Alinéa en liquidation judiciaire : 1 200 postes menacés dans l’enseigne d’ameublement

Image d'illustration. Mobilier raffiné exposé en magasin lumineuxADN
Le spécialiste français de l’ameublement Alinéa est officiellement placé en liquidation judiciaire, entraînant la fermeture de ses magasins et la suppression de 1.200 postes à travers le pays. Une décision lourde de conséquences pour les salariés concernés.
Tl;dr
- Alinéa liquidé, 1 200 emplois supprimés.
- Reprise rejetée, tous magasins fermés sauf franchisés.
- Concurrence et pertes financières insurmontables.
Un secteur sous pression et une concurrence exacerbée
Derrière la fermeture définitive des magasins Alinéa, c’est tout un pan du secteur de l’ameublement français qui vacille. Confrontée à une érosion continue de ses revenus, plombés par l’inflation, l’enseigne a dû affronter des rivaux puissants tels qu’Ikea ou encore But-Conforama. Leur réseau dense et leur politique tarifaire agressive ont bousculé le modèle économique d’Alinéa. À cette concurrence traditionnelle s’ajoutent aujourd’hui les enseignes discount comme Action, sans oublier la percée du géant en ligne chinois Temu, qui bouleversent le marché de la décoration quotidienne.
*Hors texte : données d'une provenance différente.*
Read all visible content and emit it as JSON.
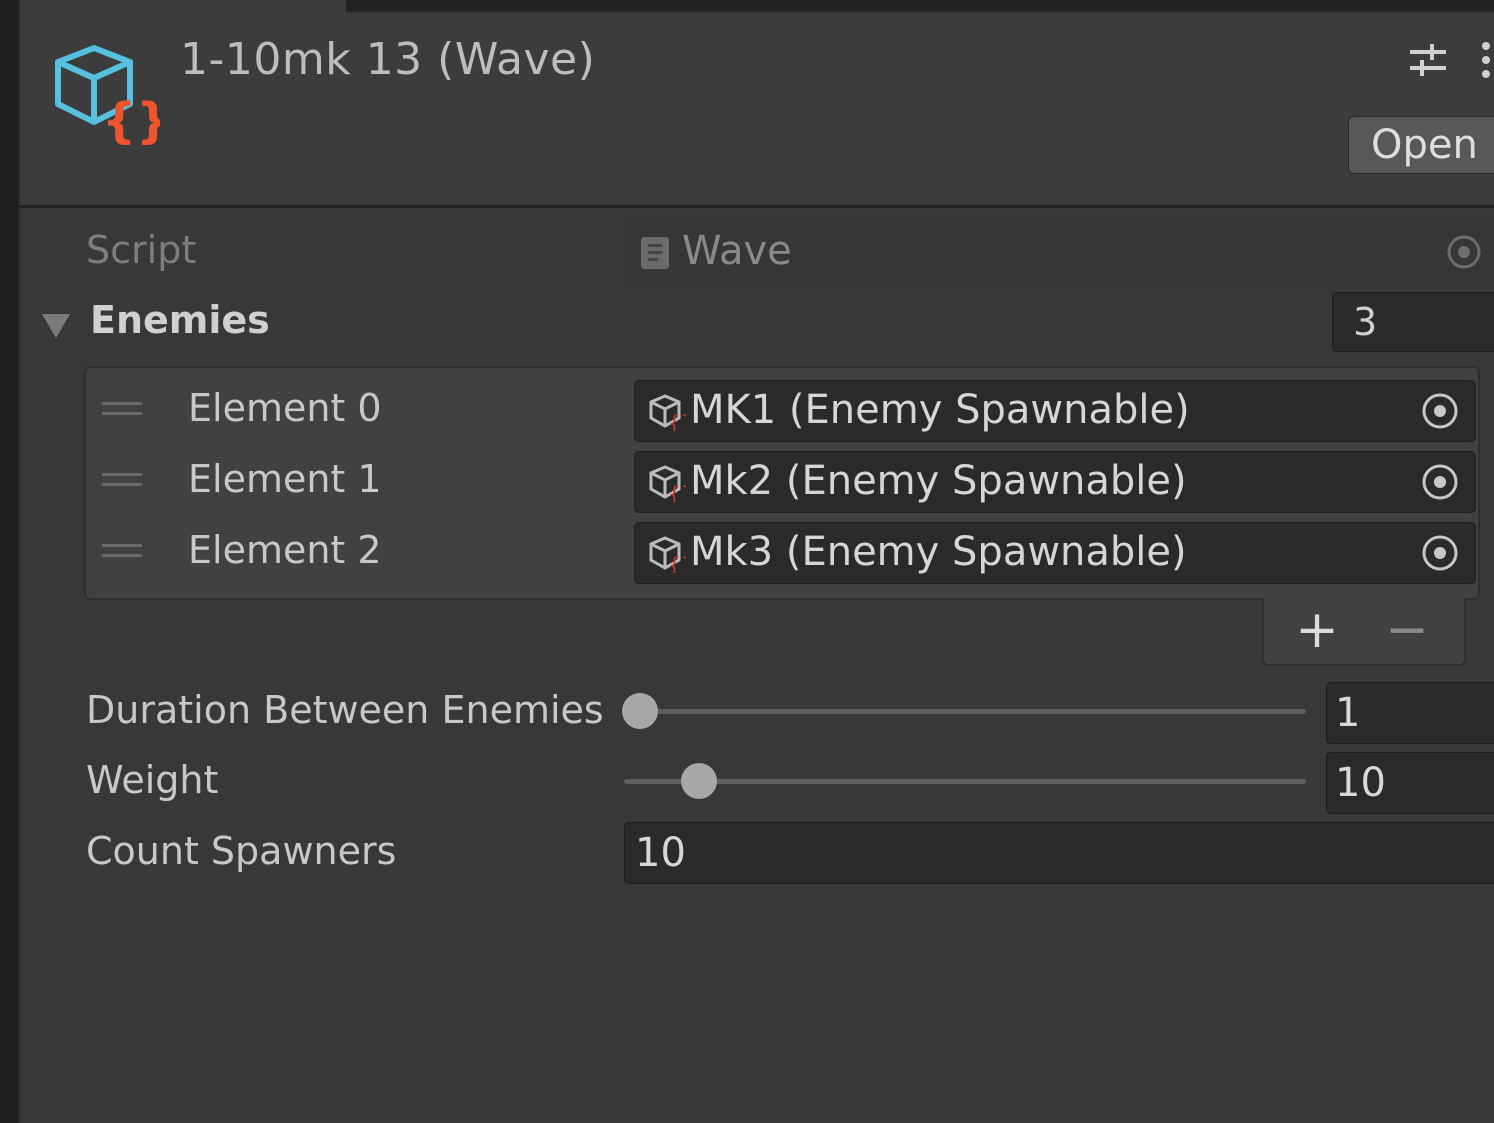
{
  "header": {
    "title": "1-10mk 13 (Wave)",
    "open_label": "Open",
    "icon": "scriptable-object-cube-icon"
  },
  "script": {
    "label": "Script",
    "value": "Wave"
  },
  "enemies": {
    "label": "Enemies",
    "count": "3",
    "items": [
      {
        "label": "Element 0",
        "value": "MK1 (Enemy Spawnable)"
      },
      {
        "label": "Element 1",
        "value": "Mk2 (Enemy Spawnable)"
      },
      {
        "label": "Element 2",
        "value": "Mk3 (Enemy Spawnable)"
      }
    ],
    "add_label": "+",
    "remove_label": "−"
  },
  "duration": {
    "label": "Duration Between Enemies",
    "value": "1",
    "slider_fraction": 0.0
  },
  "weight": {
    "label": "Weight",
    "value": "10",
    "slider_fraction": 0.11
  },
  "count_spawners": {
    "label": "Count Spawners",
    "value": "10"
  },
  "colors": {
    "background": "#383838",
    "field": "#2a2a2a",
    "icon_cube": "#57c0e0",
    "icon_braces": "#f0542c"
  }
}
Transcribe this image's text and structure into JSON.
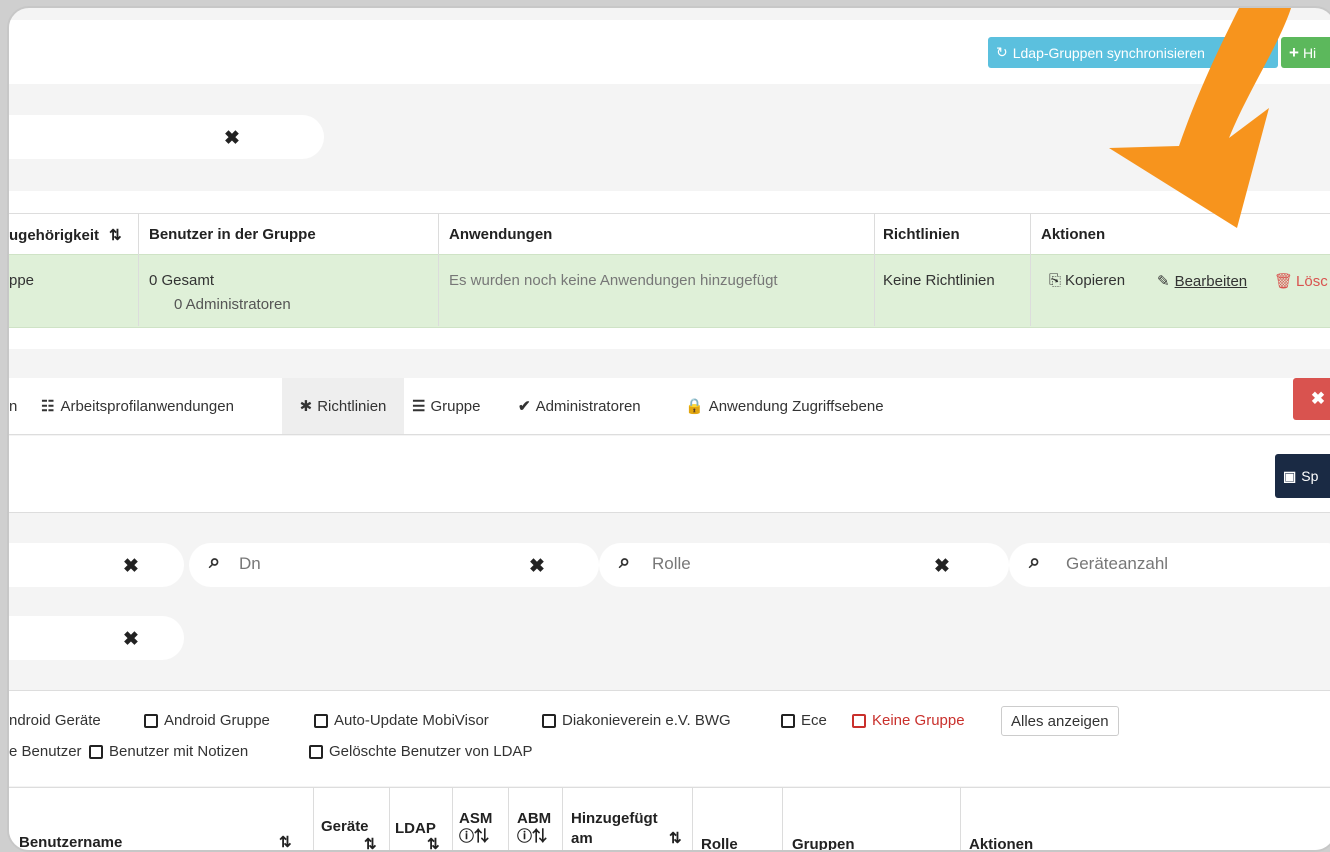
{
  "toolbar": {
    "ldap_sync_label": "Ldap-Gruppen synchronisieren",
    "add_label": "Hi"
  },
  "group_table": {
    "headers": {
      "zugehoerigkeit": "ugehörigkeit",
      "benutzer": "Benutzer in der Gruppe",
      "anwendungen": "Anwendungen",
      "richtlinien": "Richtlinien",
      "aktionen": "Aktionen"
    },
    "row": {
      "zugehoerigkeit": "ppe",
      "gesamt": "0 Gesamt",
      "admins": "0 Administratoren",
      "anwendungen": "Es wurden noch keine Anwendungen hinzugefügt",
      "richtlinien": "Keine Richtlinien",
      "kopieren": "Kopieren",
      "bearbeiten": "Bearbeiten",
      "loeschen": "Lösc"
    }
  },
  "tabs": [
    {
      "label": "n"
    },
    {
      "label": "Arbeitsprofilanwendungen",
      "icon": "grid-icon"
    },
    {
      "label": "Richtlinien",
      "icon": "asterisk-icon"
    },
    {
      "label": "Gruppe",
      "icon": "list-icon"
    },
    {
      "label": "Administratoren",
      "icon": "chevron-down-icon"
    },
    {
      "label": "Anwendung Zugriffsebene",
      "icon": "lock-icon"
    }
  ],
  "save_label": "Sp",
  "search": {
    "dn_placeholder": "Dn",
    "rolle_placeholder": "Rolle",
    "geraete_placeholder": "Geräteanzahl"
  },
  "filters_row1": [
    "ndroid Geräte",
    "Android Gruppe",
    "Auto-Update MobiVisor",
    "Diakonieverein e.V. BWG",
    "Ece",
    "Keine Gruppe"
  ],
  "show_all_label": "Alles anzeigen",
  "filters_row2": [
    "e Benutzer",
    "Benutzer mit Notizen",
    "Gelöschte Benutzer von LDAP"
  ],
  "user_table_headers": {
    "benutzername": "Benutzername",
    "geraete": "Geräte",
    "ldap": "LDAP",
    "asm": "ASM",
    "abm": "ABM",
    "hinzugefuegt": "Hinzugefügt",
    "am": "am",
    "rolle": "Rolle",
    "gruppen": "Gruppen",
    "aktionen": "Aktionen"
  },
  "colors": {
    "ldap_button": "#5bc0de",
    "add_button": "#5cb85c",
    "row_highlight": "#dff0d8",
    "delete": "#d9534f",
    "save": "#1a2a44",
    "arrow": "#f7941d"
  }
}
Pertes accumulées et absence de solution viable
Au fil des années, la situation financière de l’entreprise n’a cessé de se dégrader. Entre 2021 et 2023, Alinéa enregistre plus de 60 millions d’euros de pertes. Pour l’exercice 2024, le bilan s’alourdit encore : 47 millions d’euros de déficit pour un chiffre d’affaires à peine supérieur à 160 millions. Malgré un premier passage en redressement judiciaire dès 2020, en pleine pandémie, et une tentative d’intégration d’une vingtaine de magasins Zodio, autre enseigne du groupe Mulliez, rien n’y fait : le modèle ne parvient pas à s’adapter à la nouvelle donne.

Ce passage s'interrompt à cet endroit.